The policy pass-through “tends to moderate” when the impact of large remittance flows is taken into account, Deputy Director Veronica Bayangos said in a paper published on the central bank’s website July 16. It used simulation results from a macro econometric model from March 2001 to March 2011 to show the impact on growth, inflation and the exchange rate.
Bangko Sentral has expanded its policy toolkit in recent years to include banks’ reserve requirement, special deposit accounts, foreign exchange and lending rules. Remittances, which account for the equivalent of about a tenth of the economy, are the largest source of foreign exchange after exports, and are forecast by the central bank to increase 5 percent this year.
“The preliminary simulation shows that a significant rise in remittances leads to appreciation of the peso-dollar rate,” the study said, which may make the central bank reluctant to raise borrowing costs. “At present, the BSP monitors the exchange rate movements when setting the policy rate, but it only moves to dampen the impact of significant exchange rate shocks and not to target the exchange rate,” it said.
Bangko Sentral, which held its overnight borrowing rate at 4 percent for a second meeting last month, tightened rules on capital inflows after the peso climbed to 41.6 per dollar on July 4, the highest level since April 2008. The monetary authority has banned foreign funds from special deposit accounts, and said it is monitoring inflows via non-deliverable forwards.
Money sent home by the more than 9.4 million Filipinos living in countries from the U.S. to Saudi Arabia climbed to a record $20 billion in 2011. Remittances rose 5.3 percent from a year earlier in the January-May period, data showed yesterday.

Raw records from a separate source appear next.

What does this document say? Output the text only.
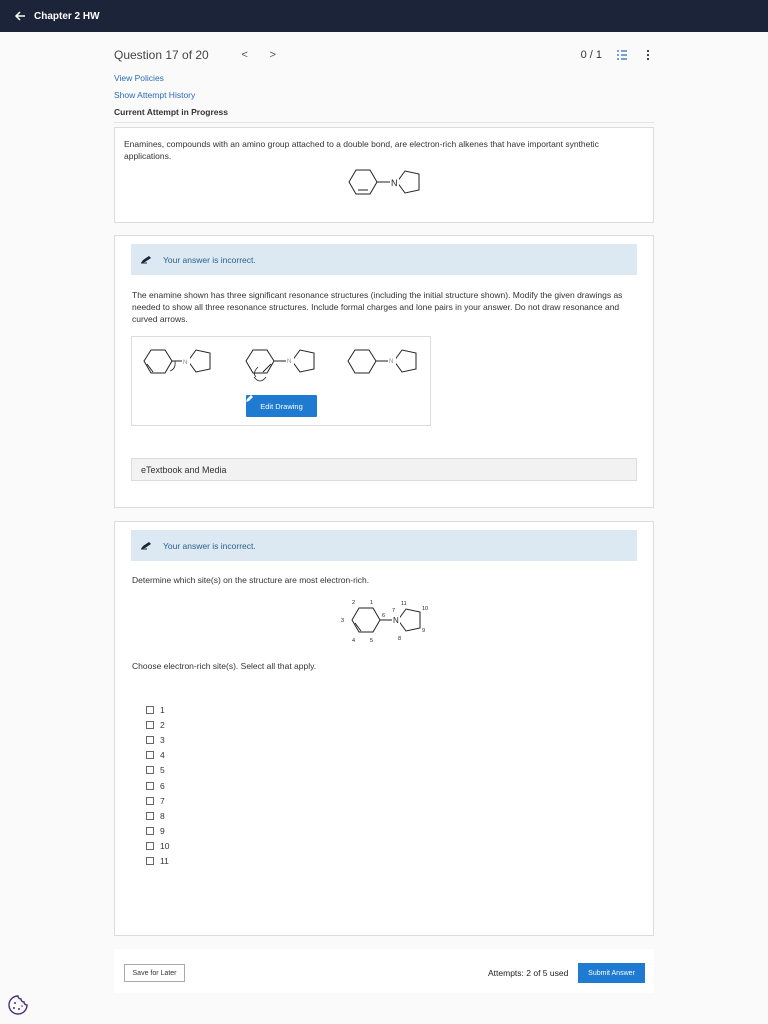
Chapter 2 HW
Question 17 of 20	<	>	0 / 1
View Policies
Show Attempt History
Current Attempt in Progress

Enamines, compounds with an amino group attached to a double bond, are electron-rich alkenes that have important synthetic applications.

N
Your answer is incorrect.
The enamine shown has three significant resonance structures (including the initial structure shown). Modify the given drawings as needed to show all three resonance structures. Include formal charges and lone pairs in your answer. Do not draw resonance and curved arrows.
N	N	N
Edit Drawing
eTextbook and Media
Your answer is incorrect.
Determine which site(s) on the structure are most electron-rich.
N
2	1
3
4	5
6
7
8
9
10
11
Choose electron-rich site(s). Select all that apply.
1
2
3
4
5
6
7
8
9
10
11
Save for Later	Attempts: 2 of 5 used	Submit Answer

The peso is the best performer against the U.S. dollar among Asia’s 11 most-traded currencies this year, having gained about 5 percent. Greater remittances flows also lead to higher consumer spending, and thus a fall in the output gap, and an increase in inflation, the study said.
“A central bank trying to stabilize the output gap, inflation and the exchange rate will find it difficult to achieve all the objectives when remittances are substantial,” the study said, adding that “calibration of policy rate” may not be sufficient as an instrument of monetary policy.
The $225 billion economy expanded 6.4 percent in the first quarter, the fastest pace since 2010, as President Benigno Aquino steps up spending on infrastructure.